I'm sure that most readers will agree that retiring as a millionaire would be very welcome.
Well, the good news is that investing in ASX shares could be one way to achieve this goal.
How can you become a millionaire with ASX shares?
The key to growing your wealth with ASX shares is to invest in quality companies with a long-term view.
By doing this, you have the power of compounding on your side, supercharging your returns every year.
The share market has generated an average return of 10% per annum. And while there is no guarantee that the market will deliver similar returns in the future, I believe it is fair to plan for such a return. But what impact could a return like that have on your portfolio?
If you invest $10,000 into ASX shares each year and generated this level of return you would have grown your wealth to approximately the following:
- 5 years: $83,000
- 10 years: $200,000
- 15 years: $390,000
- 20 years: $700,000
- 25 years: $1.2 million
You can also look to accelerate your wealth generation by increasing the amount you invest each year.

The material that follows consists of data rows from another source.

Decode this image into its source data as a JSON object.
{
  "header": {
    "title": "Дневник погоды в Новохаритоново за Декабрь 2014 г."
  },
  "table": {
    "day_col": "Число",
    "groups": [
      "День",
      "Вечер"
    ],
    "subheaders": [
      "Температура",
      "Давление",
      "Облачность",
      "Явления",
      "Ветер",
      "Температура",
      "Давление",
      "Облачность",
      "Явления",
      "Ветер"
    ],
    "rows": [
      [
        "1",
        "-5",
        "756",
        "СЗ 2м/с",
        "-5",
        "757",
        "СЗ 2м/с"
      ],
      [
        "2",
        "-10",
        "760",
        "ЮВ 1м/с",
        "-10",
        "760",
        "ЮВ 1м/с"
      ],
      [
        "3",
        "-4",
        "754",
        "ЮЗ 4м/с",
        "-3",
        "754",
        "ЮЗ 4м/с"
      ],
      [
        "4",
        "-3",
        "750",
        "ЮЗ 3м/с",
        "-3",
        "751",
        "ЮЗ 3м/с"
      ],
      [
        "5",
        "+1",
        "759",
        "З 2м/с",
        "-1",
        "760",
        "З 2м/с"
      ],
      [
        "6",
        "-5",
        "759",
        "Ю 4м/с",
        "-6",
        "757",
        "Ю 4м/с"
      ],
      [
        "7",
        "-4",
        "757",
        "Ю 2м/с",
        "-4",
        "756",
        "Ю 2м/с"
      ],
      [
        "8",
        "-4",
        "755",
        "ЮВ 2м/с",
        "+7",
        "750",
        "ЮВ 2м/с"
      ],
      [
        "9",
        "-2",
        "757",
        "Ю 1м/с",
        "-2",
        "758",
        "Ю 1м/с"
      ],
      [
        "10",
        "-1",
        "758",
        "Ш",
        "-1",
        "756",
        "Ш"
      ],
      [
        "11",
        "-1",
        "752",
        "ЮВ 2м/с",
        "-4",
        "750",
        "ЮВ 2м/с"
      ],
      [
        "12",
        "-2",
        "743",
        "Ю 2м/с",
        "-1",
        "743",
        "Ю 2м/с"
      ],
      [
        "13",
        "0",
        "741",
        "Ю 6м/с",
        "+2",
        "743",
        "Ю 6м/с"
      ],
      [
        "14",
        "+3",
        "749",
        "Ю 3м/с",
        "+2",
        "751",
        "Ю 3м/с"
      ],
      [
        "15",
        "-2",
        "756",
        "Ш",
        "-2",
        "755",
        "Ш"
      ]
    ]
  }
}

Which shares could be buys?
As I mentioned at the top, a focus on quality companies is always a good idea when investing in ASX shares.
One that could tick this box is health imaging technology company Pro Medicus Limited (ASX: PME). Goldman Sachs is very positive on the company and has a buy rating and a $134.00 price target on its shares. It said:
We view PME as the clear incumbent technology leader in a growing market with a strong financial profile and significant AI upside.
Another ASX share that gets a big thumbs up from analysts at Goldman Sachs is Xero Limited (ASX: XRO). It has a conviction buy rating and a $156.00 price target on its shares. It commented:
We see Xero as very well-placed to take advantage of the digitisation of SMBs globally, driven by compelling efficiency benefits and regulatory tailwinds, with >100mn SMBs worldwide representing a >NZ$100bn TAM.
Finally, analysts at Morgans think biotech giant CSL Ltd (ASX: CSL) would be a quality option for investors. The broker has an add rating and a $330.00 price target on its shares. It said:
[W]e continue to view CSL as a key portfolio holding and sector pick, offering double-digit recovery in earnings growth as plasma collections increase, new products get approved and influenza vaccine uptake increases around ongoing concerns about respiratory viruses.